Membacakan sambutan Gubernur Jawa Timur Soekarwo, Sigit – panggilan Dany Setiyono menyampaikan, peringatan Hari Jadi Provinsi Jawa Timur yang ke 73 ini merupakan momentum untuk menumbuhkan rasa persatuan dan  kesatuan, kebanggaan daerah serta merupakan sarana mendorong semangat  memiliki  dan  membangun daerah serta memperkuat rasa kecintaan masyarakat   di    wilayah    Jawa   Timur dalam kerangka Negara Kesatuan Republik Indonesia. “Perjalanan  sejarah  Jawa Timur  dengan semangat gotong royong, toleran, santun, agamis adalah ciri khas sekaligus modal  dasar (Human Capital) pembangunan yang sangat fundamental. Semangat juang  yang  tak  kenal  menyerah terus dilakukan  oleh para  pemimpin-pemimpin Jawa Timur  sejak  Raden   Mas  Tumenggung  Soerjo hingga  sekarang,” lanjut Sigit.

Masih membacakan sambutan Pakdhe Karwo, Sigit memaparkan program-program Gubernur Jawa Timur terdahulu seperti  pada  era   Gubernur   Muhammad  Noer  telah  dicanangkan bahwa pemerintahan harus selalu ’’AGAWE WONG CILIK MELU GUMUYU”, era Gubernur  Soenandar Prijosoedarmo, telah  dicanangkan “Panca Tertib” yakni Tertib Program, Tertib Anggaran, Tertib Pelaksanaan, Tertib Pengendalian dan Pengawasan serta Tertib Administrasi.
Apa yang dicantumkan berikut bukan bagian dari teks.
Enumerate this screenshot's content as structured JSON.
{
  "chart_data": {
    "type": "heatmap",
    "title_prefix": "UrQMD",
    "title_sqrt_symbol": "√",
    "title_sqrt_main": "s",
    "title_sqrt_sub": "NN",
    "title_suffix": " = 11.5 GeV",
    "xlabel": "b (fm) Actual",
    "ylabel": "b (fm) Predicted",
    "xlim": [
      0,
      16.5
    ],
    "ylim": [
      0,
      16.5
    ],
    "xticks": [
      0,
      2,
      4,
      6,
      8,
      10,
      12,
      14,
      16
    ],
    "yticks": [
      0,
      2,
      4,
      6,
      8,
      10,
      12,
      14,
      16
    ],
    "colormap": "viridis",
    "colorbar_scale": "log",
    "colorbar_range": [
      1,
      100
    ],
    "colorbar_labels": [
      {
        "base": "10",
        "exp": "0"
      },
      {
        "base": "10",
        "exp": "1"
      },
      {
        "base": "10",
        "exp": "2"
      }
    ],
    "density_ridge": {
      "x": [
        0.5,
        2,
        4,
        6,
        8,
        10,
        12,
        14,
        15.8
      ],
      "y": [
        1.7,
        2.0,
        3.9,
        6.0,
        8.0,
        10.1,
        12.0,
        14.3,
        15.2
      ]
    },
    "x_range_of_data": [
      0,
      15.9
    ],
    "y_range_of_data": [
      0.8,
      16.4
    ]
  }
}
Era Gubernur Wahono telah berhasil meletakkan pembangunan yang berbasis pedesaan.  Di era   Gubernur    Soelarso   Jawa Timur mulai  menjadi Provinsi Industri karena di saat itulah  Jawa Timur  mulai  mengembangkan pembangunan yang  menitikberatkan pada peran pihak swasta. Gubernur  Basofi Soedirman melanjutkannya dengan Program Utama Pemerataan Pembangunan dengan Gerakan Kembali  ke Desa  (GKD). Pada era Soekarwo pembangunan diarahkan pada pertumbuhan ekonomi yang  inklusif yaitu pembangunan ekonomi yang berorientasi pada pertumbuhan yang  disertai dengan pemerataan,” terangnya.
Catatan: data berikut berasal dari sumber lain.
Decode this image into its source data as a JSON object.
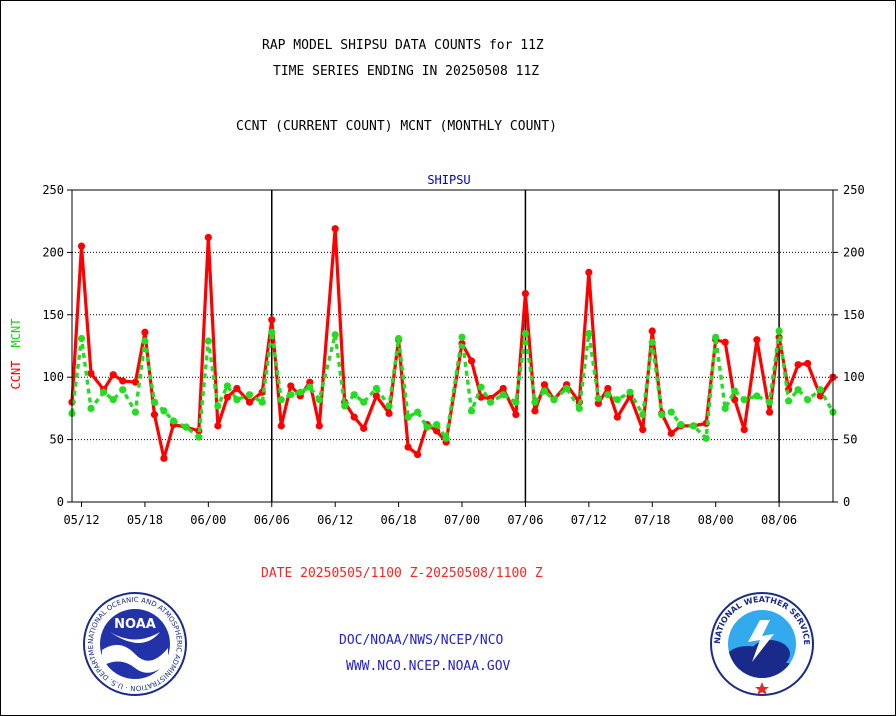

Sebagaimana tema   peringatan  hari  jadi  ke  73  Provinsi Jawa    Timur     Tahun     2018     ”Makmurkan Jawa Timur Melalui Industri UMKM Berbasis  Digital”, ini  merupakan sebuah  tekad   dan semangat   Provinsi    Jawa   Timur    membangun ekonomi berbasis digital, agar  mampu tumbuh inklusif dan berkelanjutan dengan fokus pada segmen Industri UMKM. “Ada tiga  faktor  yang  membuat Usaha Mikro,   Kecil   dan    Menengah   (UMKM)  bisa bertahan  dalam  kondisi  ekonomi  yang   krisis, yaitu  pertama,  umumnya UMKM menghasilkan barang konsumsi dan  jasa yang  dekat  dengan kebutuhan masyarakat. Faktor  kedua  yakni  pelaku  usaha UMKM umumnya memanfaatkan  sumber daya lokal,  baik   itu   untuk   sumber  daya   manusia, modal,  bahan baku,  hingga   peralatan.  Faktor  ketiga, umumnya bisnis UMKM tidak  ditopang  dana pinjaman  dari  bank, melainkan dari dana sendiri. UMKM  telah   menjadi backbone   (tulang  punggung) dan  buffer  zone (zona   andalan)   yang   menyelamatkan  negara dari krisis,” kata Sigit meneruskan sambutan Pakdhe Karwo.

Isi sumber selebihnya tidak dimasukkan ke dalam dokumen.